Alle anderen Wartezeiten sind um mindestens eine sogenannte Slot-Zeit länger. Für die ersten beiden Fristen gibt es eigene Namen: PIFS (PCF IFS) ist die Zeit, die ein Access Point wartet, bevor er ein Beacon sendet. Der Name der Summe aus SIFS plus einem Slot leitet sich vom Point Coordinator (PC) ab, der in periodischen Intervallen (Contention Free Period, CFP) als einziger eine Datenübertragung beginnen darf oder Stationen reihum abfragt, ob sie Daten zu senden haben. Diese zentrale Steuerung des Kanalzugriffs heißt Point Coordination Function (PCF); allerdings gibt es bis heute keinen Hersteller, der sie implementiert.

Die Autoren kennen lediglich die iPCF-Lösung von Siemens. Sie bildet die PCF-Funktion im Gerätetreiber des WLAN-Adapters weitgehend nach. Allerdings kann iPCF nur eine geringere Zuverlässigkeit bieten als PCF, zudem funktioniert die Technik nur mit speziellen Netzwerkkarten.

SIFS plus zwei Slots heißt DIFS (Distributed Interframe Space). Diese Frist wird immer dann verwendet, wenn mehrere Stationen die Distributed Coordination Function (DCF) nutzen, um den Funkkanal konkurrieren. DCF ist das Standardverfahren zum Aushandeln des Zugriffs, wenn kein QoS nötig ist.
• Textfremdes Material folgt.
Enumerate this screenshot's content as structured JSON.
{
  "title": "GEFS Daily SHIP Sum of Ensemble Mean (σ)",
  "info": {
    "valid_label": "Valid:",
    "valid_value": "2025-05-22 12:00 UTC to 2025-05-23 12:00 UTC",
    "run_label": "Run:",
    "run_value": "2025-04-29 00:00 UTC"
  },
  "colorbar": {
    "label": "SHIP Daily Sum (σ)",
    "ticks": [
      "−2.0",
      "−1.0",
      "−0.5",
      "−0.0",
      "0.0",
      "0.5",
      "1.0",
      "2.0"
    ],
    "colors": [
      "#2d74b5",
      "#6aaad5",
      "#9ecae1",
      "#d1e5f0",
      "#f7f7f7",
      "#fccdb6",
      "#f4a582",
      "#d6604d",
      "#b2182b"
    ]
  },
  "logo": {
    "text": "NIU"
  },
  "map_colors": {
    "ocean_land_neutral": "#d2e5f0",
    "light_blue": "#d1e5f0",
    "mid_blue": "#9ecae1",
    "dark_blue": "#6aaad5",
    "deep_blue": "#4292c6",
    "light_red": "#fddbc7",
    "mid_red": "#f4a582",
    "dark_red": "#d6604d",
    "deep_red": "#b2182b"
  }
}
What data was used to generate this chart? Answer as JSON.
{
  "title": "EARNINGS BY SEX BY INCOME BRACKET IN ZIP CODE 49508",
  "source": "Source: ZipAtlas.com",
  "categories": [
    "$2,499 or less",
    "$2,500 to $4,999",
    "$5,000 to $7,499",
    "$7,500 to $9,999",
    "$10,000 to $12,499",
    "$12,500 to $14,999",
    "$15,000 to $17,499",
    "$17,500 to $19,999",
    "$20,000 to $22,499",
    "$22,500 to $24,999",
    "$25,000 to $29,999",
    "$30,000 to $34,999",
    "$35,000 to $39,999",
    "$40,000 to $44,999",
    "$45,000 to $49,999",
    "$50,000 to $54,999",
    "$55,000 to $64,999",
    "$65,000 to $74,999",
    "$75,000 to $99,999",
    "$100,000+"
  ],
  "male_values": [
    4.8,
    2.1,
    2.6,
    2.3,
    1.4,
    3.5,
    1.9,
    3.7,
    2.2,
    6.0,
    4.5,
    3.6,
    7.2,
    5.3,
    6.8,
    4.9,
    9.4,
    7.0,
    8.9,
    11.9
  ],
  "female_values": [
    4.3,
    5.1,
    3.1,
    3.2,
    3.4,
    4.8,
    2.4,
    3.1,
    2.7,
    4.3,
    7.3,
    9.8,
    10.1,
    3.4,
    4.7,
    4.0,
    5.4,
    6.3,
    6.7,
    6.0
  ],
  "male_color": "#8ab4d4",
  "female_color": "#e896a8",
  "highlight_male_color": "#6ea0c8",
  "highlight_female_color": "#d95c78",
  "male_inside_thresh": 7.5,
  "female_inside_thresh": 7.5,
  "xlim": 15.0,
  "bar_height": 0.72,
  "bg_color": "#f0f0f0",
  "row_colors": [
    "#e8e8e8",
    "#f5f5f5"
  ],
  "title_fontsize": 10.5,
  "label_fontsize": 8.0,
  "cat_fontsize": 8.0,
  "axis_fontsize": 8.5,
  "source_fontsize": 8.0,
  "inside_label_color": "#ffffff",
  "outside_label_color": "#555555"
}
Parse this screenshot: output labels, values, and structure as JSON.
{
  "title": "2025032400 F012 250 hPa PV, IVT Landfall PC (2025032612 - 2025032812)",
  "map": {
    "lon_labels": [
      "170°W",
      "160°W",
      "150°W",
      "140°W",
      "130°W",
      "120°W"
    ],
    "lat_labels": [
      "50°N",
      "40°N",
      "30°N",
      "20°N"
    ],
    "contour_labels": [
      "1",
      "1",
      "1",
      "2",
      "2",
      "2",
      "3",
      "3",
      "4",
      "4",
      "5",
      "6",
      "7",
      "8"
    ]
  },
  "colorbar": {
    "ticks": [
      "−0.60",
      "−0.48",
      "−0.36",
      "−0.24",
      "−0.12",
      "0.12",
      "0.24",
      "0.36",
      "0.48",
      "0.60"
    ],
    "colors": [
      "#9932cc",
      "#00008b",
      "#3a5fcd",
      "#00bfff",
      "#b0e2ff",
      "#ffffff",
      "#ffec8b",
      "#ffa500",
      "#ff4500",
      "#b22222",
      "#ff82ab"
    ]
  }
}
Dabei erfolgt der Wettbewerb dezentral: Jede Station muss das Geschehen auf dem Funkkanal selbst beobachten und entscheiden, ob sie sendet.

Die konkreten Zeiten für die IFS hängen von der Übertragungsart im WLAN ab: Beim alten 802.11b (maximal 11 MBit/s brutto) liegen typische Werte zwischen 10 µs für SIFS über 30 µs für PIFS bis 50 µs für DIFS. Beim aktuellen 802.11n dauert SIFS 16 µs, während DIFS 34 µs lang ist.

IFS und Backoff bei 802.11e
Zugriffskategorie AIFSN CWmin CWmax maximale TXOP
Background 7 CWmin CWmax
Best Effort 3 CWmin CWmax
Video 2 1/2 CWmin CWmin 6,016 ms (11b) bzw. 3,008 ms (11a/g)
Voice 2 1/4 CWmin 1/2 CWmin 3,264 ms (11b) bzw. 1,504 ms (11a/g)
AIFS = SIFS + AIFSN × aSlot

Um die Vorteile der Kanalzugriffsverfahren DCF und PCF zu vereinen, führt 802.11e die Hybrid Coordination Function ein. Abhängig davon, ob alle Stationen autonom um den Medienzugriff konkurrieren oder eine Zentralstation (HC, Hybrid Coordinator, meist der Access Point) vorhanden ist, die den Zugriff regelt, schaltet HCF in den Enhanced Distributed Channel Access (EDCA) oder HCF Controlled Channel Access (HCCA).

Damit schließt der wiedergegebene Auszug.